= A Yankee in Canada, with Anti-Slavery and Reform Papers =

A Yankee in Canada, with Anti-Slavery and Reform Papers is an anthology of works by Henry David Thoreau, edited by his sister Sophia Thoreau and his friends William Ellery Channing and Ralph Waldo Emerson. It was published in 1866, after Thoreau’s death, by Ticknor and Fields, the Boston firm that had published Walden.

== “A Yankee in Canada” ==

In the first essay, “A Yankee in Canada,” Thoreau writes about his journey to the region of Montreal and Quebec City in the Fall of 1850. The essay comprises five chapters, three of which were previously published in 1853 in Putnam’s Magazine under the title “An Excursion to Canada.” (Thoreau withheld the remaining two chapters following an editorial dispute with George William Curtis, his editor at the magazine.)

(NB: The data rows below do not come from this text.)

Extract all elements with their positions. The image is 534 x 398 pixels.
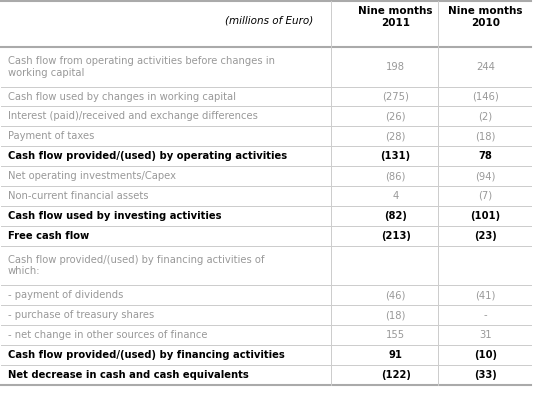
Text: (41): (41)	[475, 290, 496, 300]
Text: (26): (26)	[386, 111, 406, 121]
Text: (275): (275)	[382, 92, 409, 101]
Text: Interest (paid)/received and exchange differences: Interest (paid)/received and exchange di…	[7, 111, 257, 121]
Text: (2): (2)	[478, 111, 493, 121]
Text: Cash flow used by investing activities: Cash flow used by investing activities	[7, 211, 221, 221]
Text: (33): (33)	[474, 370, 497, 380]
Text: 91: 91	[389, 350, 403, 360]
Text: (82): (82)	[384, 211, 407, 221]
Text: 78: 78	[478, 151, 492, 161]
Text: Net decrease in cash and cash equivalents: Net decrease in cash and cash equivalent…	[7, 370, 248, 380]
Text: 155: 155	[386, 330, 405, 340]
Text: Nine months
2011: Nine months 2011	[358, 6, 433, 28]
Text: - payment of dividends: - payment of dividends	[7, 290, 123, 300]
Text: Net operating investments/Capex: Net operating investments/Capex	[7, 171, 176, 181]
Text: (23): (23)	[474, 231, 497, 241]
Text: -: -	[484, 310, 488, 320]
Text: (millions of Euro): (millions of Euro)	[225, 15, 313, 25]
Text: (10): (10)	[474, 350, 497, 360]
Text: (131): (131)	[381, 151, 411, 161]
Text: (101): (101)	[470, 211, 500, 221]
Text: - purchase of treasury shares: - purchase of treasury shares	[7, 310, 154, 320]
Text: Nine months
2010: Nine months 2010	[449, 6, 523, 28]
Text: (46): (46)	[386, 290, 406, 300]
Text: (213): (213)	[381, 231, 411, 241]
Text: (122): (122)	[381, 370, 411, 380]
Text: 244: 244	[476, 62, 495, 72]
Text: (7): (7)	[478, 191, 493, 201]
Text: (18): (18)	[386, 310, 406, 320]
Text: Cash flow provided/(used) by financing activities of
which:: Cash flow provided/(used) by financing a…	[7, 255, 264, 276]
Text: (86): (86)	[386, 171, 406, 181]
Text: 31: 31	[479, 330, 492, 340]
Text: - net change in other sources of finance: - net change in other sources of finance	[7, 330, 207, 340]
Text: Free cash flow: Free cash flow	[7, 231, 89, 241]
Text: Non-current financial assets: Non-current financial assets	[7, 191, 148, 201]
Text: (18): (18)	[475, 131, 496, 141]
Text: 4: 4	[392, 191, 399, 201]
Text: (94): (94)	[475, 171, 496, 181]
Text: Cash flow provided/(used) by operating activities: Cash flow provided/(used) by operating a…	[7, 151, 287, 161]
Text: Cash flow provided/(used) by financing activities: Cash flow provided/(used) by financing a…	[7, 350, 285, 360]
Text: Payment of taxes: Payment of taxes	[7, 131, 94, 141]
Text: Cash flow from operating activities before changes in
working capital: Cash flow from operating activities befo…	[7, 56, 274, 78]
Text: (28): (28)	[386, 131, 406, 141]
Text: 198: 198	[386, 62, 405, 72]
Text: Cash flow used by changes in working capital: Cash flow used by changes in working cap…	[7, 92, 235, 101]
Text: (146): (146)	[472, 92, 499, 101]
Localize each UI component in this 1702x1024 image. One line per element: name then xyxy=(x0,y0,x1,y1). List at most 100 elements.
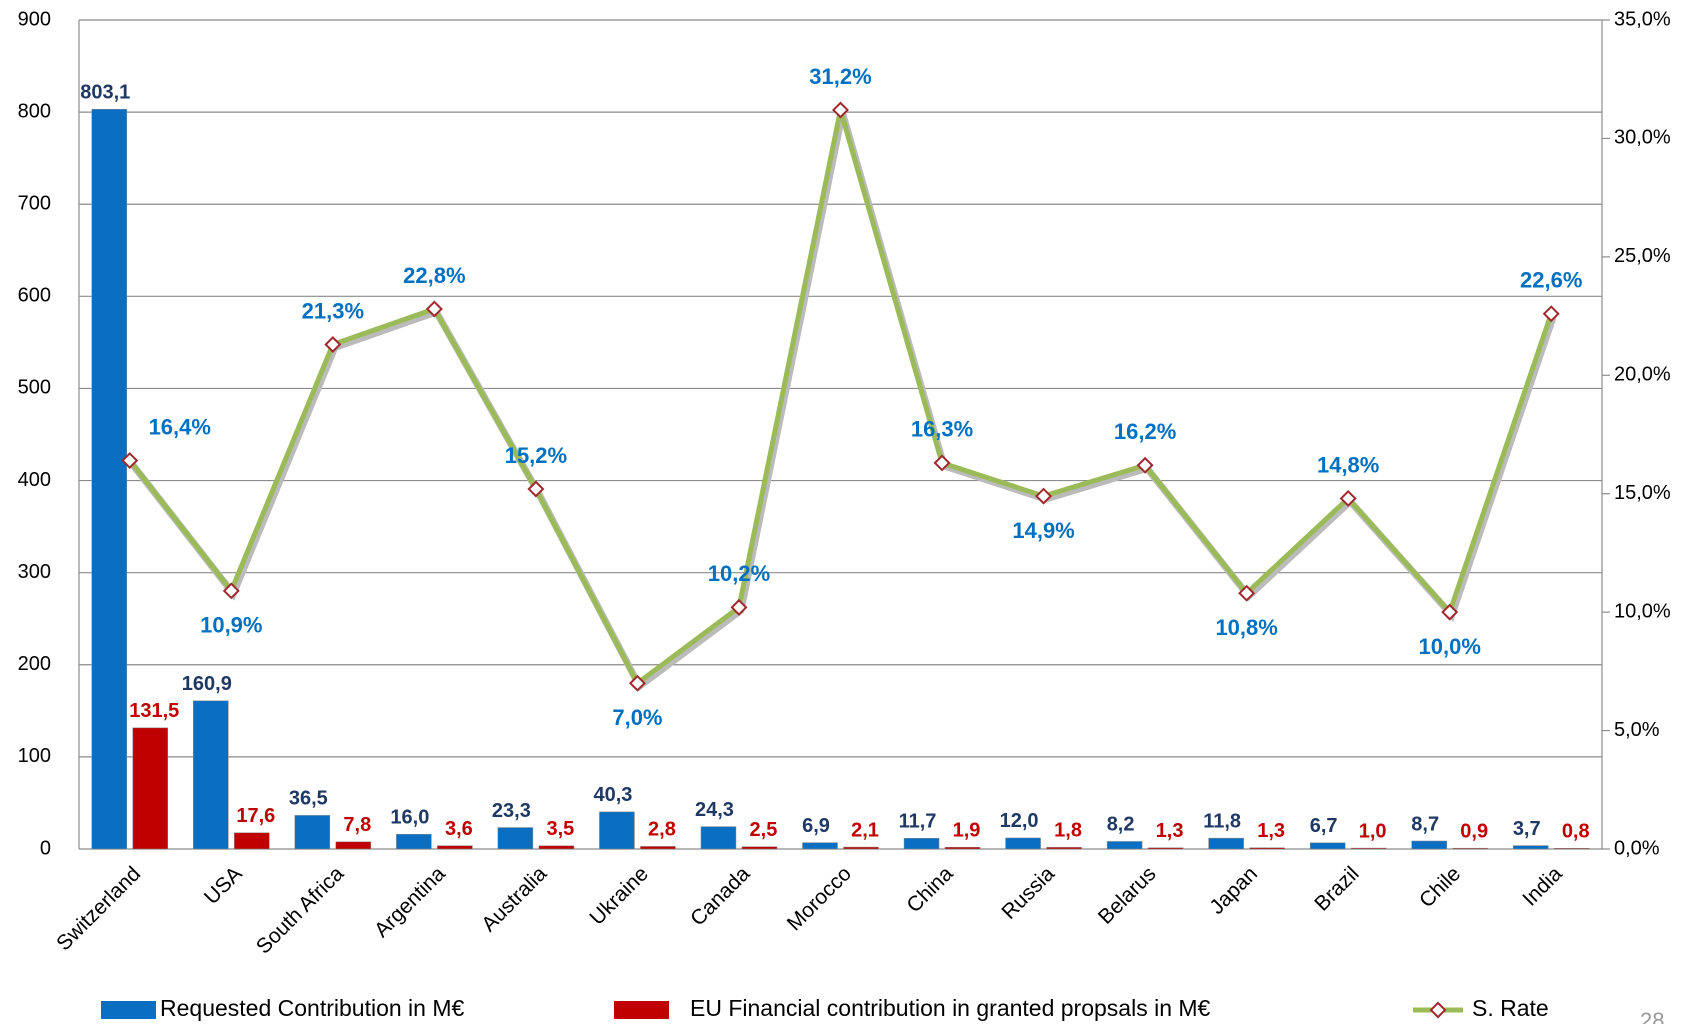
marker xyxy=(730,598,748,616)
bar xyxy=(538,845,575,850)
rate-label: 16,3% xyxy=(911,417,973,442)
bar-label: 160,9 xyxy=(182,673,232,695)
bar xyxy=(437,845,473,850)
bar xyxy=(1005,837,1041,850)
bar xyxy=(91,109,128,850)
y2-tick-label: 35,0% xyxy=(1614,8,1671,30)
bar-label: 6,7 xyxy=(1310,815,1338,837)
y2-tick-label: 15,0% xyxy=(1614,482,1671,504)
bar xyxy=(335,841,372,850)
bar xyxy=(1249,847,1285,850)
legend-label: EU Financial contribution in granted pro… xyxy=(690,995,1211,1021)
bar-label: 1,9 xyxy=(953,820,981,842)
bar-label: 1,8 xyxy=(1054,820,1082,842)
marker xyxy=(1339,489,1357,507)
page-number: 28 xyxy=(1640,1008,1664,1024)
marker xyxy=(1035,487,1053,505)
line xyxy=(127,109,1554,687)
y-tick-label: 300 xyxy=(18,561,51,583)
bar-label: 1,3 xyxy=(1156,820,1184,842)
legend-label: Requested Contribution in M€ xyxy=(160,995,464,1021)
bar-label: 3,6 xyxy=(445,818,473,840)
bar xyxy=(1411,840,1447,850)
bar-label: 17,6 xyxy=(236,805,275,827)
bar xyxy=(294,815,331,850)
rate-label: 10,2% xyxy=(708,561,770,586)
marker xyxy=(933,454,951,472)
rate-label: 14,9% xyxy=(1012,518,1074,543)
x-tick-label: Ukraine xyxy=(585,862,652,929)
bar-label: 0,8 xyxy=(1562,821,1590,843)
bar xyxy=(1512,845,1549,850)
rate-label: 14,8% xyxy=(1317,452,1379,477)
bar xyxy=(1350,847,1387,850)
y-tick-label: 800 xyxy=(18,100,51,122)
marker xyxy=(628,674,646,692)
legend-marker xyxy=(1429,1001,1447,1019)
bar-label: 6,9 xyxy=(802,815,830,837)
marker xyxy=(425,300,443,318)
bar xyxy=(843,846,879,850)
rate-label: 15,2% xyxy=(505,443,567,468)
x-tick-label: USA xyxy=(200,862,247,909)
marker xyxy=(1441,603,1459,621)
bar xyxy=(193,700,229,850)
legend-swatch xyxy=(614,1001,669,1019)
x-tick-label: Switzerland xyxy=(52,862,145,955)
marker xyxy=(1136,456,1154,474)
bar-label: 2,5 xyxy=(750,819,778,841)
bar-label: 1,3 xyxy=(1257,820,1285,842)
bar-label: 2,1 xyxy=(851,819,879,841)
bar xyxy=(903,837,940,850)
bar-label: 23,3 xyxy=(492,800,531,822)
bar-label: 7,8 xyxy=(343,814,371,836)
y-tick-label: 600 xyxy=(18,285,51,307)
y2-tick-label: 10,0% xyxy=(1614,600,1671,622)
bar xyxy=(1106,841,1143,850)
y-tick-label: 100 xyxy=(18,745,51,767)
bar-label: 131,5 xyxy=(129,700,179,722)
marker xyxy=(527,480,545,498)
bar-label: 1,0 xyxy=(1359,820,1387,842)
y-tick-label: 400 xyxy=(18,469,51,491)
bar xyxy=(640,846,676,850)
bar xyxy=(497,827,534,850)
y-tick-label: 200 xyxy=(18,653,51,675)
x-tick-label: India xyxy=(1518,862,1567,911)
marker xyxy=(324,336,342,353)
bar-label: 0,9 xyxy=(1460,820,1488,842)
bar-label: 2,8 xyxy=(648,819,676,841)
x-tick-label: Russia xyxy=(997,862,1059,924)
x-tick-label: Belarus xyxy=(1094,862,1161,929)
y-tick-label: 900 xyxy=(18,8,51,30)
marker xyxy=(222,582,240,600)
x-tick-label: China xyxy=(902,862,957,917)
bar xyxy=(1452,847,1488,850)
bar-label: 11,7 xyxy=(899,811,937,833)
y2-tick-label: 5,0% xyxy=(1614,719,1660,741)
rate-label: 10,0% xyxy=(1419,634,1481,659)
rate-label: 10,8% xyxy=(1215,615,1277,640)
bar xyxy=(1309,842,1346,850)
x-tick-label: Morocco xyxy=(783,862,856,935)
bar xyxy=(396,834,432,850)
bar xyxy=(802,842,838,850)
rate-label: 21,3% xyxy=(302,298,364,323)
bar-label: 24,3 xyxy=(695,799,734,821)
y2-tick-label: 0,0% xyxy=(1614,837,1660,859)
rate-label: 10,9% xyxy=(200,613,262,638)
bar xyxy=(234,832,270,850)
bar xyxy=(1553,848,1590,850)
x-tick-label: Australia xyxy=(477,862,551,936)
bar xyxy=(741,846,778,850)
legend-swatch xyxy=(101,1001,156,1019)
x-tick-label: Japan xyxy=(1205,862,1262,919)
y2-tick-label: 25,0% xyxy=(1614,245,1671,267)
rate-label: 16,2% xyxy=(1114,419,1176,444)
marker xyxy=(1542,305,1560,323)
bar-label: 8,2 xyxy=(1107,814,1135,836)
bar-label: 3,7 xyxy=(1513,818,1541,840)
bar-label: 803,1 xyxy=(80,82,130,104)
y-tick-label: 0 xyxy=(40,837,51,859)
bar-label: 8,7 xyxy=(1411,813,1439,835)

== The other essays in the anthology ==

- "Slavery in Massachusetts": An address given in Framingham, MA, on July 4, 1852, which Thoreau composed from material from his journals, and later published the abolitionist newspaper The Liberator in July 1854.
- "Prayers": An essay by Emerson, not Thoreau, first published in The Dial in 1842, and containing a 14-line prayer in verse form written by Thoreau. In a note to The complete works of Ralph Waldo Emerson (Houghton Mifflin, 1904), Edward Emerson wrote "It is thought by a friend of the Thoreau family that the prayers preceding and following [Henry David Thoreau's poem] were written by his loved brother John, who had died a few months before the publication of this paper."
- "Civil Disobedience": Presented as a lecture at the Concord Lyceum in 1848 and first published in 1849 under the title "Resistance to Civil Government,” in Æsthetic Papers, edited by Elizabeth Peabody. A Yankee in Canada, with Anti-Slavery and Reform Papers was the first publication in which this essay appeared under the title "Civil Disobedience."
- "A Plea for Captain John Brown": Presented as an address at the First Parish Meetinghouse in Concord, MA, on October 30, 1859, and published in 1860 in Echoes of Harper's Ferry, edited by James Redpath
- "Paradise (to be) Regained": Thoreau’s review of John Adolphus Etzler’s utopian treatise, The Paradise Within the Reach of All Men. Thoreau’s review was first published in The United States Magazine and Democratic Review in November 1843.
- "Herald of Freedom": A review of the New Hampshire-based abolitionist periodical Herald of Freedom. Thoreau’s article was first published in The Dial in April 1844, and he revised it for republication in 1846 as a memorial to its editor, Nathaniel Peabody Rogers. In a 1949 paper in The New England Quarterly, Wendell P. Glick wrote “Thoreau apparently felt that the Herald of Freedom exemplified the proper attitude of the transcendentalist toward the corrupt institutions about him.”
- "Thomas Carlyle and his Works": Thoreau biographer Walter Harding calls this “Thoreau’s one extended piece of literary criticism.” He worked on the Thomas Carlyle essay in 1845 while living at Walden Pond, and published it in March 1847 in Graham's Magazine.
- "Life without Principle": In the mid-1850s, Thoreau gave several Lyceum readings of this text under the title "What Shall It Profit." He later edited it for publication, but died before it made its first appearance in print in The Atlantic Monthly, with its present title, in October 1863.
- "Wendell Phillips before the Concord Lyceum": Written as an anonymous letter dated March 12, 1845, to the editor of The Liberator and published there in March, 1845, this essay supports the arguments of abolitionist spokesman Wendell Phillips, and defends his right to address the Concord Lyceum. Phillips was the source of much controversy in Concord, where two curators of the Lyceum, Rev. Barzillai Frost and John Shepard Keyes, resigned in protest when he was invited to speak.
- "The Last Days of John Brown": An essay delivered as a speech on July 4, 1860, and first published in July, 1860, in The Liberator. As he did in "A Plea for Captain John Brown," Thoreau examined the moral dilemma of those who at first “were ready to say [...] that [Brown] ought to be hung," but at last were convinced that “[a]ll whose moral sense had been aroused [...] sided with him.”